Elsewhere, U.S. Treasuries performed well after 10-year yields dipped below 3.5%, hitting an almost three-month low. Crude oil selling also paused after commodities fell more than 10% week-to-date and traded at about $72 a barrel. The US dollar index rose.
On the corporate side, GameStope (GME) shares were little changed before the open after rising 4% after hours late Wednesday, even though the meme stock favorite reported worse-than-expected quarterly earnings. There was not.
Shares of Rent the Runway (RENT) surged 19% ahead of the market launch after the company raised its full-year earnings forecast and reported results that beat Wall Street expectations. CEO Jennifer Hyman also said the company’s restructuring plan is “substantially complete” and will focus on “significantly improving cash burn” in the future.
Headliners including Broadcom (AVGO), Costco (COST), Lululemon (LULU) and DocuSign (DOCU) will report. Costco was named Company of the Year by Yahoo Finance.
Investors are approaching the Federal Reserve’s long-awaited final rate-setting meeting for 2022 next week.
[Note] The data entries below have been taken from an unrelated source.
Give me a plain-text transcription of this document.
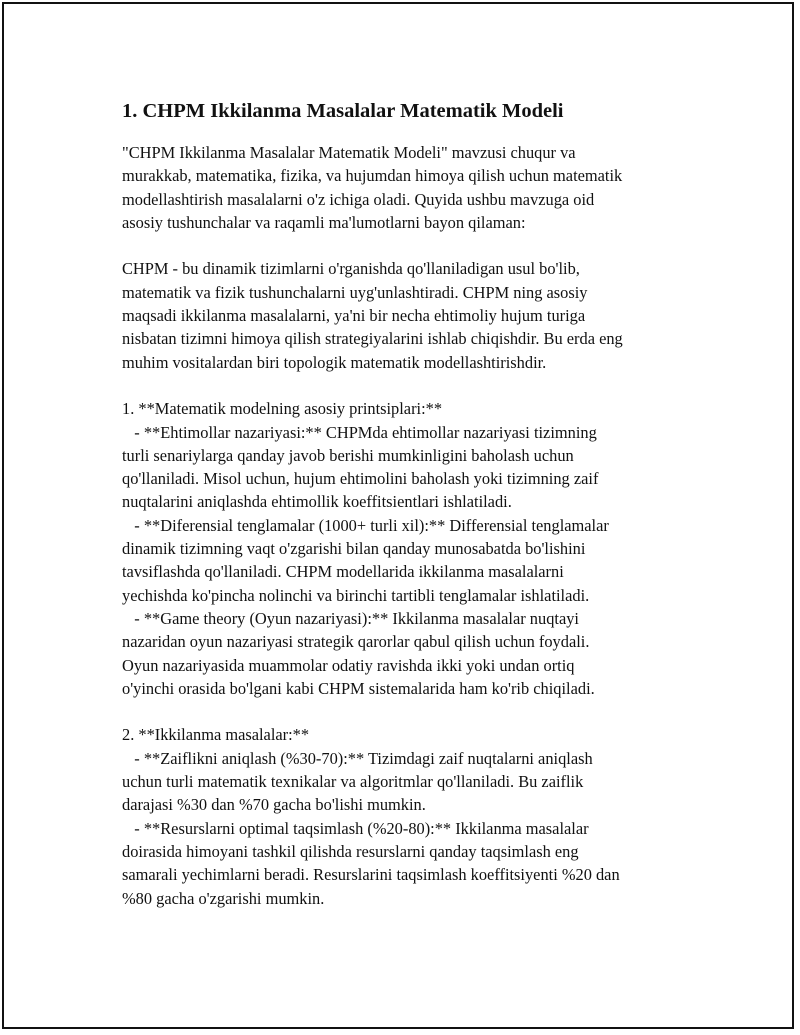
1. CHPM Ikkilanma Masalalar Matematik Modeli
"CHPM Ikkilanma Masalalar Matematik Modeli" mavzusi chuqur va
murakkab, matematika, fizika, va hujumdan himoya qilish uchun matematik
modellashtirish masalalarni o'z ichiga oladi. Quyida ushbu mavzuga oid
asosiy tushunchalar va raqamli ma'lumotlarni bayon qilaman:

CHPM - bu dinamik tizimlarni o'rganishda qo'llaniladigan usul bo'lib,
matematik va fizik tushunchalarni uyg'unlashtiradi. CHPM ning asosiy
maqsadi ikkilanma masalalarni, ya'ni bir necha ehtimoliy hujum turiga
nisbatan tizimni himoya qilish strategiyalarini ishlab chiqishdir. Bu erda eng
muhim vositalardan biri topologik matematik modellashtirishdir.

1. **Matematik modelning asosiy printsiplari:**
- **Ehtimollar nazariyasi:** CHPMda ehtimollar nazariyasi tizimning
turli senariylarga qanday javob berishi mumkinligini baholash uchun
qo'llaniladi. Misol uchun, hujum ehtimolini baholash yoki tizimning zaif
nuqtalarini aniqlashda ehtimollik koeffitsientlari ishlatiladi.
- **Diferensial tenglamalar (1000+ turli xil):** Differensial tenglamalar
dinamik tizimning vaqt o'zgarishi bilan qanday munosabatda bo'lishini
tavsiflashda qo'llaniladi. CHPM modellarida ikkilanma masalalarni
yechishda ko'pincha nolinchi va birinchi tartibli tenglamalar ishlatiladi.
- **Game theory (Oyun nazariyasi):** Ikkilanma masalalar nuqtayi
nazaridan oyun nazariyasi strategik qarorlar qabul qilish uchun foydali.
Oyun nazariyasida muammolar odatiy ravishda ikki yoki undan ortiq
o'yinchi orasida bo'lgani kabi CHPM sistemalarida ham ko'rib chiqiladi.

2. **Ikkilanma masalalar:**
- **Zaiflikni aniqlash (%30-70):** Tizimdagi zaif nuqtalarni aniqlash
uchun turli matematik texnikalar va algoritmlar qo'llaniladi. Bu zaiflik
darajasi %30 dan %70 gacha bo'lishi mumkin.
- **Resurslarni optimal taqsimlash (%20-80):** Ikkilanma masalalar
doirasida himoyani tashkil qilishda resurslarni qanday taqsimlash eng
samarali yechimlarni beradi. Resurslarini taqsimlash koeffitsiyenti %20 dan
%80 gacha o'zgarishi mumkin.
US central bank officials are due to convene on his Dec. 13-14 and are expected to raise benchmark interest rates by 50 basis points.
The Fed’s next policy action is largely priced in, but how far key policy rates will need to rise, how long the U.S. economy will weather a high interest rate environment, and how likely it is to trigger a recession. There is still uncertainty as to whether there will be Wall Street’s big banks, along with traders, have priced in a moratorium of about 5%, but some warned that rates could rise if economic and labor market momentum maintain their current pace. increase.
“We still don’t think the Fed is ready to show the end of rate hikes is near, but mathematically using the dotplot, December’s steps toward ‘restrictive enough’ is just 75 bps away from a rate hike at the median terminal rate of the Summary of Economic Prospects (SEP),” said UBS economist Jonathan Pingle in a recent note. And it seems likely to remind everyone that it depends on how the data unfolds.”
More price data is due to be released ahead of the meeting, giving traders and Fed officials a snapshot of inflation trends. The Producer Price Index (PPI), a measure of inflation at the wholesale level, is due to be released on Friday, while the all-important Consumer Price Index (CPI) will be released on Tuesday, the first day of the Federal Reserve Board. It’s a schedule.